Em relação à demanda doméstica, os indicadores econômicos continuam apontando para um crescimento moderado da atividade econômica, com expectativa de expansão do PIB de 1,8% em 2026 e taxa de desemprego próxima de 6%. Entretanto, dados da Embrapa, por meio do Observatório do Consumidor, mostram que as vendas de lácteos recuaram 5,0% em volume e 2,2% em valor no primeiro semestre de 2026 em comparação com o mesmo período de 2025. Os elevados níveis de endividamento das famílias e a inflação ainda pressionada permanecem como fatores de preocupação e podem continuar limitando o consumo de alimentos ao longo do restante do ano.
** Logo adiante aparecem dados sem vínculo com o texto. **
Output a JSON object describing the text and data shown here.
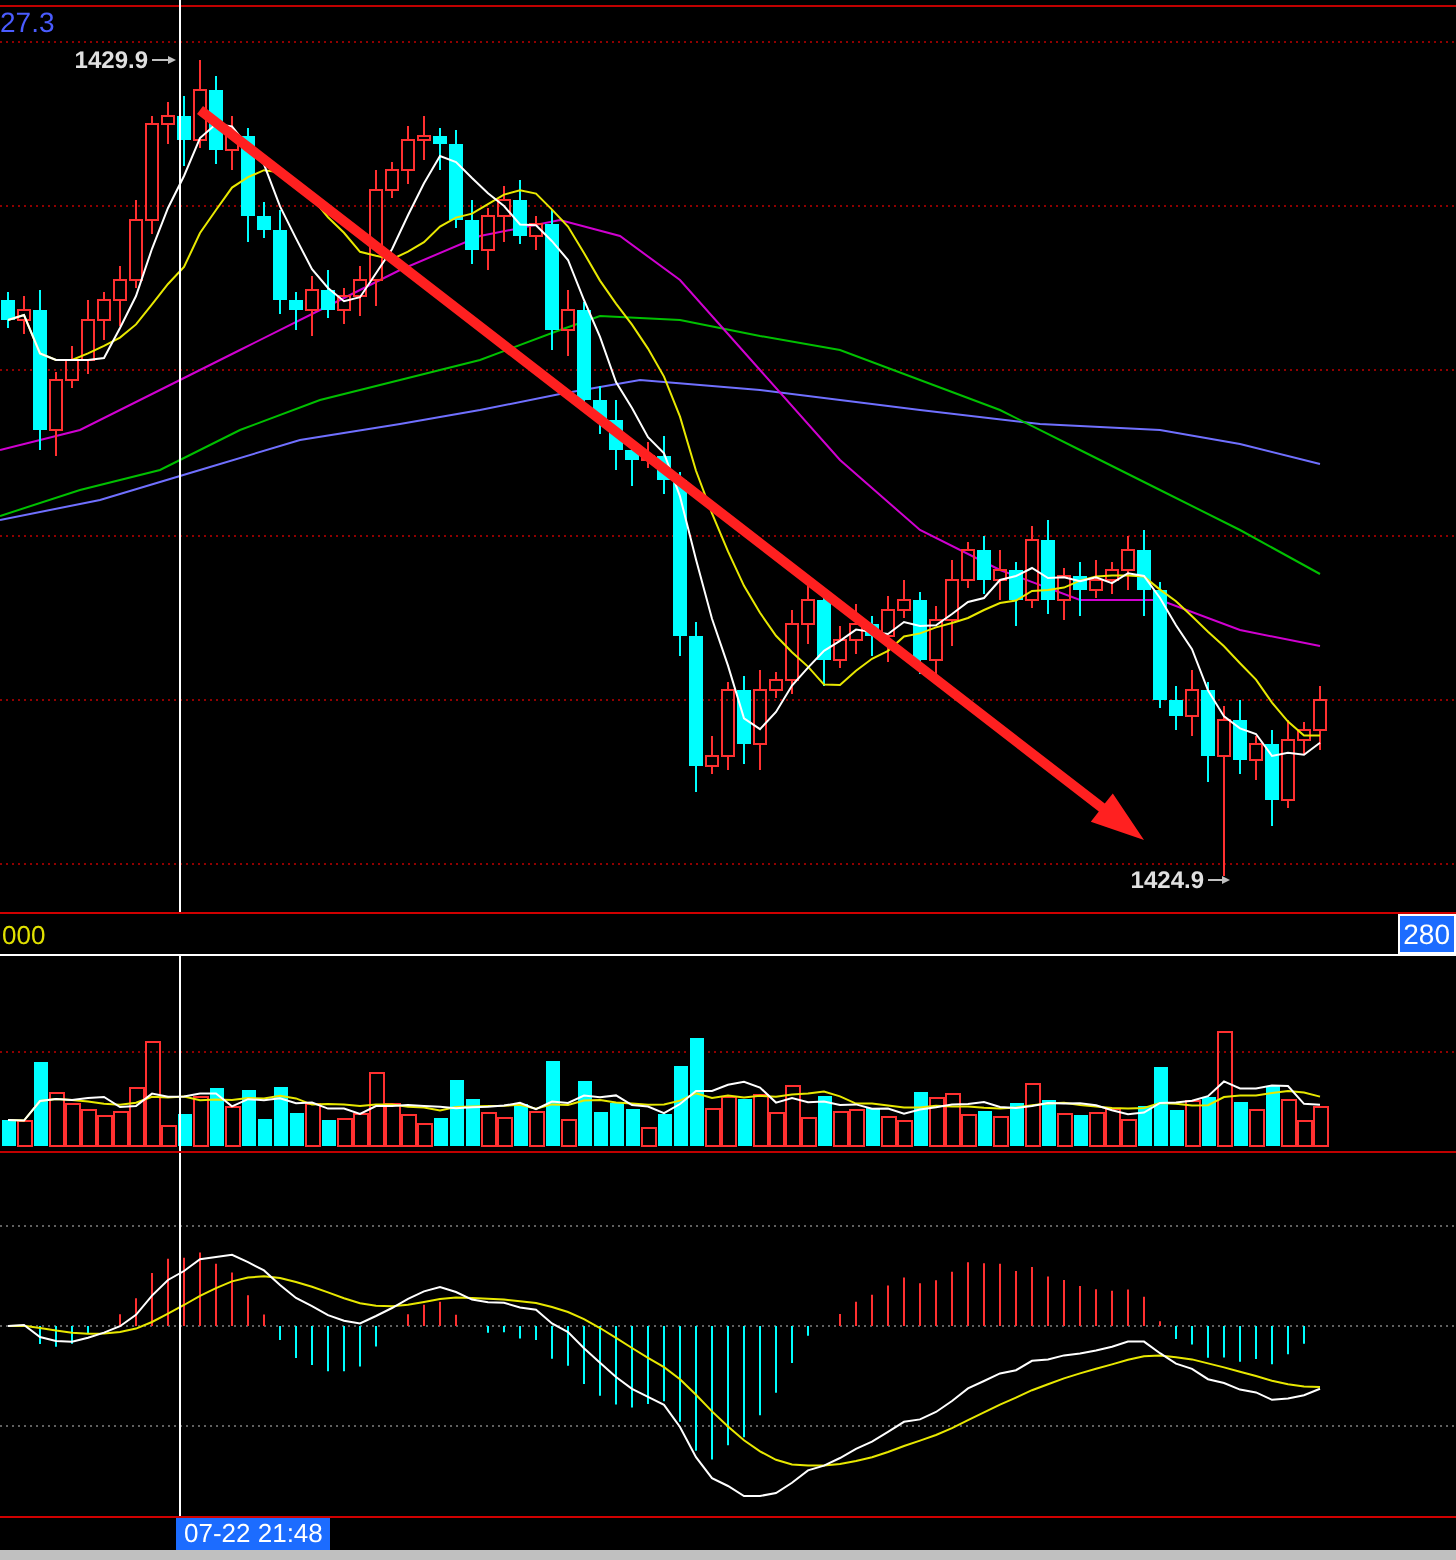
{
  "price_panel": {
    "axis_label": "27.3",
    "high_marker": "1429.9",
    "low_marker": "1424.9"
  },
  "volume_panel": {
    "left_label": "000",
    "right_label": "280"
  },
  "crosshair": {
    "time_label": "07-22 21:48"
  }
}
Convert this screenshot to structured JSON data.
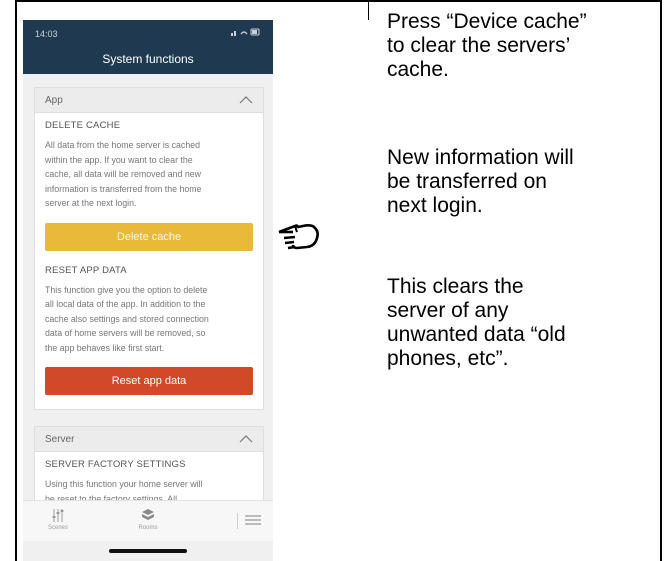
{
  "phone": {
    "status_time": "14:03",
    "header_title": "System functions",
    "app_section": {
      "heading": "App",
      "delete_cache": {
        "title": "DELETE CACHE",
        "lines": [
          "All data from the home server is cached",
          "within the app. If you want to clear the",
          "cache, all data will be removed and new",
          "information is transferred from the home",
          "server at the next login."
        ],
        "button_label": "Delete cache"
      },
      "reset_app_data": {
        "title": "RESET APP DATA",
        "lines": [
          "This function give you the option to delete",
          "all local data of the app. In addition to the",
          "cache also settings and stored connection",
          "data of home servers will be removed, so",
          "the app behaves like first start."
        ],
        "button_label": "Reset app data"
      }
    },
    "server_section": {
      "heading": "Server",
      "factory": {
        "title": "SERVER FACTORY SETTINGS",
        "lines": [
          "Using this function your home server will",
          "be reset to the factory settings. All"
        ]
      }
    },
    "tabbar": {
      "scenes": "Scenes",
      "rooms": "Rooms"
    }
  },
  "instructions": {
    "press": "Press “Device cache”\nto clear the servers’\ncache.",
    "new_info": "New information will\nbe transferred on\nnext login.",
    "clears": "This clears the\nserver of any\nunwanted data “old\nphones, etc”."
  },
  "colors": {
    "header": "#1f3a50",
    "delete_button": "#e9b93a",
    "reset_button": "#d2492a"
  },
  "icons": [
    "pointing-hand-icon",
    "chevron-up-icon",
    "scenes-icon",
    "rooms-icon",
    "menu-icon"
  ]
}
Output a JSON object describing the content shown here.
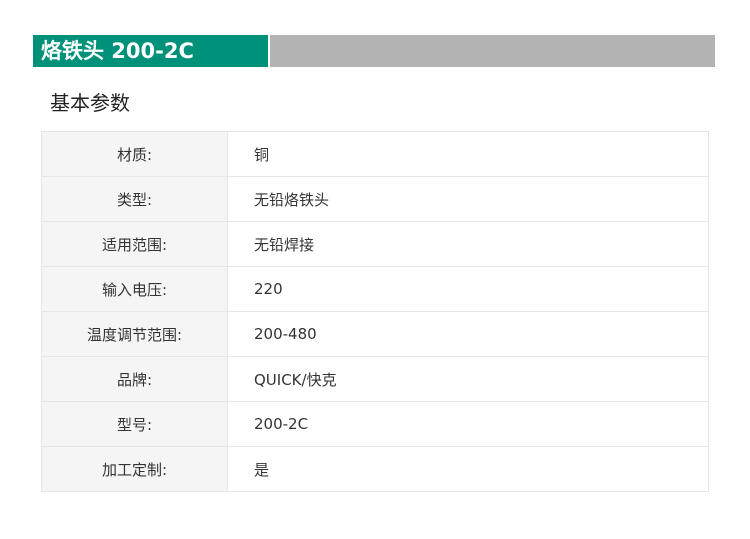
{
  "header": {
    "title": "烙铁头 200-2C"
  },
  "section": {
    "heading": "基本参数"
  },
  "params": [
    {
      "label": "材质:",
      "value": "铜"
    },
    {
      "label": "类型:",
      "value": "无铅烙铁头"
    },
    {
      "label": "适用范围:",
      "value": "无铅焊接"
    },
    {
      "label": "输入电压:",
      "value": "220"
    },
    {
      "label": "温度调节范围:",
      "value": "200-480"
    },
    {
      "label": "品牌:",
      "value": "QUICK/快克"
    },
    {
      "label": "型号:",
      "value": "200-2C"
    },
    {
      "label": "加工定制:",
      "value": "是"
    }
  ],
  "colors": {
    "title_bg": "#00917a",
    "title_fill": "#b3b3b3",
    "label_bg": "#f5f5f5",
    "border": "#e6e6e6"
  }
}
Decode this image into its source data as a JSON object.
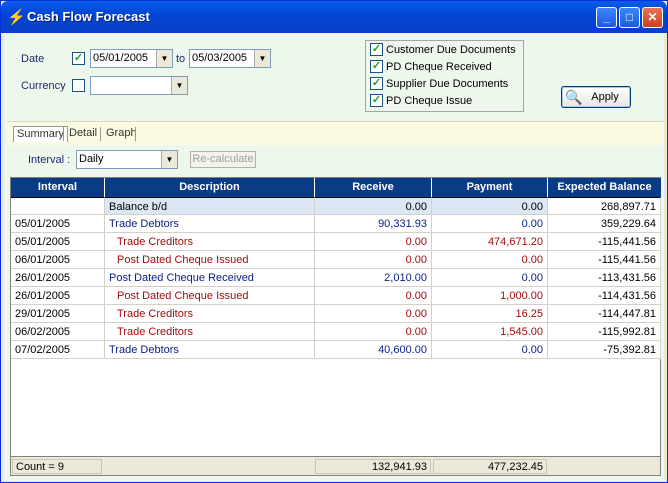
{
  "window": {
    "title": "Cash Flow Forecast",
    "icon": "lightning-icon"
  },
  "filters": {
    "date_label": "Date",
    "date_checked": true,
    "date_from": "05/01/2005",
    "to_label": "to",
    "date_to": "05/03/2005",
    "currency_label": "Currency",
    "currency_checked": false,
    "currency_value": ""
  },
  "options": [
    {
      "label": "Customer Due Documents",
      "checked": true
    },
    {
      "label": "PD Cheque Received",
      "checked": true
    },
    {
      "label": "Supplier Due Documents",
      "checked": true
    },
    {
      "label": "PD Cheque Issue",
      "checked": true
    }
  ],
  "apply_label": "Apply",
  "tabs": [
    {
      "label": "Summary",
      "active": true
    },
    {
      "label": "Detail",
      "active": false
    },
    {
      "label": "Graph",
      "active": false
    }
  ],
  "interval": {
    "label": "Interval :",
    "value": "Daily",
    "recalc_label": "Re-calculate"
  },
  "table": {
    "columns": [
      "Interval",
      "Description",
      "Receive",
      "Payment",
      "Expected Balance"
    ],
    "rows": [
      {
        "interval": "",
        "description": "Balance b/d",
        "receive": "0.00",
        "payment": "0.00",
        "balance": "268,897.71",
        "style": "bal"
      },
      {
        "interval": "05/01/2005",
        "description": "Trade Debtors",
        "receive": "90,331.93",
        "payment": "0.00",
        "balance": "359,229.64",
        "style": "in"
      },
      {
        "interval": "05/01/2005",
        "description": "Trade Creditors",
        "receive": "0.00",
        "payment": "474,671.20",
        "balance": "-115,441.56",
        "style": "out"
      },
      {
        "interval": "06/01/2005",
        "description": "Post Dated Cheque Issued",
        "receive": "0.00",
        "payment": "0.00",
        "balance": "-115,441.56",
        "style": "out"
      },
      {
        "interval": "26/01/2005",
        "description": "Post Dated Cheque Received",
        "receive": "2,010.00",
        "payment": "0.00",
        "balance": "-113,431.56",
        "style": "in"
      },
      {
        "interval": "26/01/2005",
        "description": "Post Dated Cheque Issued",
        "receive": "0.00",
        "payment": "1,000.00",
        "balance": "-114,431.56",
        "style": "out"
      },
      {
        "interval": "29/01/2005",
        "description": "Trade Creditors",
        "receive": "0.00",
        "payment": "16.25",
        "balance": "-114,447.81",
        "style": "out"
      },
      {
        "interval": "06/02/2005",
        "description": "Trade Creditors",
        "receive": "0.00",
        "payment": "1,545.00",
        "balance": "-115,992.81",
        "style": "out"
      },
      {
        "interval": "07/02/2005",
        "description": "Trade Debtors",
        "receive": "40,600.00",
        "payment": "0.00",
        "balance": "-75,392.81",
        "style": "in"
      }
    ],
    "footer": {
      "count": "Count = 9",
      "receive_total": "132,941.93",
      "payment_total": "477,232.45"
    }
  }
}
As importações de lácteos também devem permanecer elevadas até o final de 2026. Os preços internacionais ainda em patamares moderados, combinados com preços domésticos mais altos em função da menor oferta interna, tendem a sustentar a competitividade dos produtos importados.
A maior volatilidade cambial esperada com a aproximação do ciclo eleitoral pode reduzir parcialmente essa competitividade. Ainda assim, nos níveis atuais, o câmbio não parece ser um fator determinante para alterar significativamente o fluxo de importações.
Pontos de Atenção:
A piora da situação econômica do consumidor brasileiro, por causa da inflação elevada e renda real em queda nos últimos três meses, pode enfraquecer as vendas no restante do ano.